Pada tahun 2024, Brasil mencatat 1.247 operasi merger dan akuisisi, menurut konsultan Kroll, dan integrasi pasca-merger (PMI) (PMI) (PMI) adalah momen penting bagi keberhasilan transaksi ini. Louro Tech, yang didirikan pada tahun 2024 oleh Felippe Pires, mantan mitra XP dan CEO saat ini, memecahkan masalah ini dengan menggabungkan kecerdasan buatan (AI), konsolidasi data waktu nyata, dan CRM tingkat lanjut, mengurangi waktu PMI rata-rata dari bulan yang panjang menjadi hanya beberapa hari. Saat ini, perusahaan mengelola lebih dari R10 miliar 20 miliar aset R2000T2 dan memiliki 2000020T102.
Selama PMI, ada beberapa hambatan yang harus dihadapi oleh perusahaan yang terlibat. “Setiap menit berarti. Mengintegrasikan sistem yang berbeda bukan hanya masalah teknis 5 ADALAH risiko operasional yang memperkuat guncangan budaya antar tim.
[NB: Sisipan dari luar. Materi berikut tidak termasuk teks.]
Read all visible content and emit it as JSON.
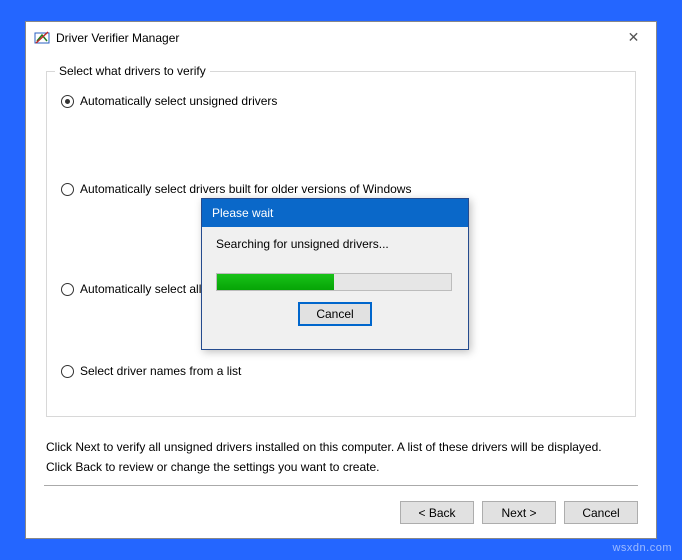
{
  "window": {
    "title": "Driver Verifier Manager",
    "close_glyph": "✕"
  },
  "groupbox": {
    "title": "Select what drivers to verify",
    "options": {
      "unsigned": "Automatically select unsigned drivers",
      "older": "Automatically select drivers built for older versions of Windows",
      "all": "Automatically select all drivers installed on this computer",
      "list": "Select driver names from a list"
    },
    "selected": "unsigned"
  },
  "hints": {
    "line1": "Click Next to verify all unsigned drivers installed on this computer. A list of these drivers will be displayed.",
    "line2": "Click Back to review or change the settings you want to create."
  },
  "footer": {
    "back": "< Back",
    "next": "Next >",
    "cancel": "Cancel"
  },
  "dialog": {
    "title": "Please wait",
    "message": "Searching for unsigned drivers...",
    "progress_percent": 50,
    "cancel": "Cancel"
  },
  "watermark": "wsxdn.com"
}
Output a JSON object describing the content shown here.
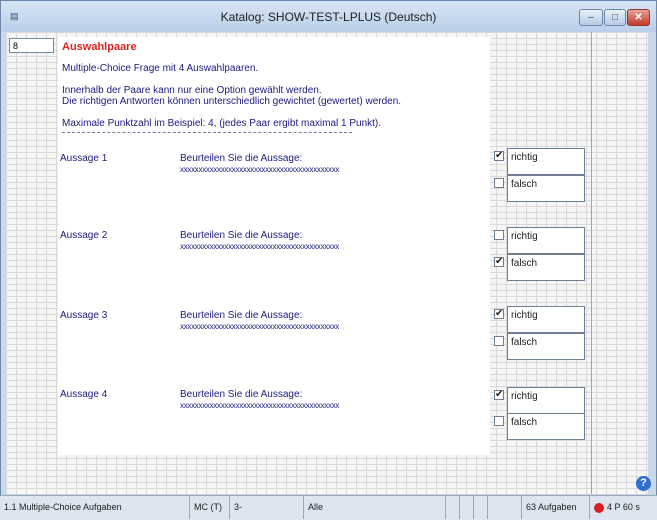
{
  "window": {
    "title": "Katalog: SHOW-TEST-LPLUS (Deutsch)",
    "minimize_glyph": "–",
    "maximize_glyph": "□",
    "close_glyph": "✕"
  },
  "item_number": "8",
  "content": {
    "heading": "Auswahlpaare",
    "intro": "Multiple-Choice Frage mit 4 Auswahlpaaren.",
    "line2": "Innerhalb der Paare kann nur eine Option gewählt werden.",
    "line3": "Die richtigen Antworten können unterschiedlich gewichtet (gewertet) werden.",
    "line4": "Maximale Punktzahl im Beispiel: 4, (jedes Paar ergibt maximal 1 Punkt).",
    "statements": [
      {
        "label": "Aussage 1",
        "prompt": "Beurteilen Sie die Aussage:",
        "filler": "xxxxxxxxxxxxxxxxxxxxxxxxxxxxxxxxxxxxxxxxxxx",
        "options": [
          {
            "label": "richtig",
            "checked": true
          },
          {
            "label": "falsch",
            "checked": false
          }
        ]
      },
      {
        "label": "Aussage 2",
        "prompt": "Beurteilen Sie die Aussage:",
        "filler": "xxxxxxxxxxxxxxxxxxxxxxxxxxxxxxxxxxxxxxxxxxx",
        "options": [
          {
            "label": "richtig",
            "checked": false
          },
          {
            "label": "falsch",
            "checked": true
          }
        ]
      },
      {
        "label": "Aussage 3",
        "prompt": "Beurteilen Sie die Aussage:",
        "filler": "xxxxxxxxxxxxxxxxxxxxxxxxxxxxxxxxxxxxxxxxxxx",
        "options": [
          {
            "label": "richtig",
            "checked": true
          },
          {
            "label": "falsch",
            "checked": false
          }
        ]
      },
      {
        "label": "Aussage 4",
        "prompt": "Beurteilen Sie die Aussage:",
        "filler": "xxxxxxxxxxxxxxxxxxxxxxxxxxxxxxxxxxxxxxxxxxx",
        "options": [
          {
            "label": "richtig",
            "checked": true
          },
          {
            "label": "falsch",
            "checked": false
          }
        ]
      }
    ]
  },
  "statusbar": {
    "section": "1.1 Multiple-Choice Aufgaben",
    "type": "MC (T)",
    "count": "3-",
    "filter": "Alle",
    "total": "63 Aufgaben",
    "points": "4 P 60 s"
  },
  "help_glyph": "?",
  "checkmark": "✔"
}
Ketika informasi penting hilang dalam transisi, apa yang harus menjadi sinergi menjadi masalah”, jelas Pires. Pakar mengutip sebagai contoh, integrasi data yang telah dilakukan oleh Louro Tech antara dua perusahaan. “Konsolidasikan data manajemen komersial historis dari kedua perusahaan untuk meningkatkan sinergi, misalnya, akan memakan waktu setidaknya dua bulan. Kami mengurangi waktu ini menjadi tiga hari, melakukan merger tanpa kehilangan satu CEO, dengan satu, satu, satu, satu, satu ACHR.
Fasilitator lain dapat menjadi alat yang digunakan oleh organisasi untuk menganalisis dan mengelola data mereka. Jika perusahaan yang terlibat dalam proses merger atau akuisisi sebelumnya menggunakan alat yang sama, transisi pasca-merger menjadi jauh lebih lancar. “Fakta menggunakan struktur data yang sama sangat memudahkan dalam PMI. Dan karena instalasi dan implementasi alat ini sangat cepat ”kami mengkonfigurasi dan menerapkannya dalam waktu seminggu’, kami dapat membuat merger perusahaan lebih gesit dalam hal pengelolaan data”, tambah CEO.
Studi menunjukkan bahwa 41% merger dan akuisisi gagal karena kegagalan dalam integrasi antar perusahaan, yang menyebabkan kerugian finansial yang signifikan. Ketidakmampuan untuk mengkonsolidasikan informasi strategis dengan cepat dapat mengakibatkan hilangnya pelanggan, ketidakselarasan antar tim dan kesulitan dalam beradaptasi dengan proses operasional baru. Pakar menjelaskan bahwa kantor yang mengelola aset R$ 500 juta, misalnya, dapat menghabiskan rata-rata 16 jam seminggu untuk memperbaiki kesalahan antara spreadsheet yang terputus 5 waktu yang dapat didedikasikan untuk menarik pelanggan baru.
Integrasi data yang efisien tidak hanya mempercepat transisi operasional, tetapi juga memungkinkan perusahaan untuk memastikan kepatuhan terhadap peraturan dan memitigasi risiko hukum.Dokumentasi keuangan dan laporan wajib dapat dihasilkan secara otomatis, mengurangi kesalahan dan memastikan transparansi untuk audit dan badan pengatur. “Ini bukan hanya tentang mengkonsolidasikan data, tetapi tentang memastikan bahwa seluruh operasi berjalan lancar, menghindari sanksi peraturan dan mengoptimalkan waktu”, Pires menambahkan.
Efisiensi ini secara langsung berdampak pada retensi bakat di dalam perusahaan yang terlibat dalam merger. Proses yang gesit dan terstruktur dengan baik meminimalkan ketidakpastian, mengurangi tingkat pergantian profesional utama. Perusahaan yang menghadapi transisi yang berkepanjangan dan tidak terorganisir sering kehilangan bakat strategis kepada pesaing, sehingga membahayakan kelangsungan bisnis. Teknologi Louro Tech memfasilitasi adaptasi tim, memastikan bahwa merger mencapai tujuan pertumbuhan dan sinergi operasionalnya.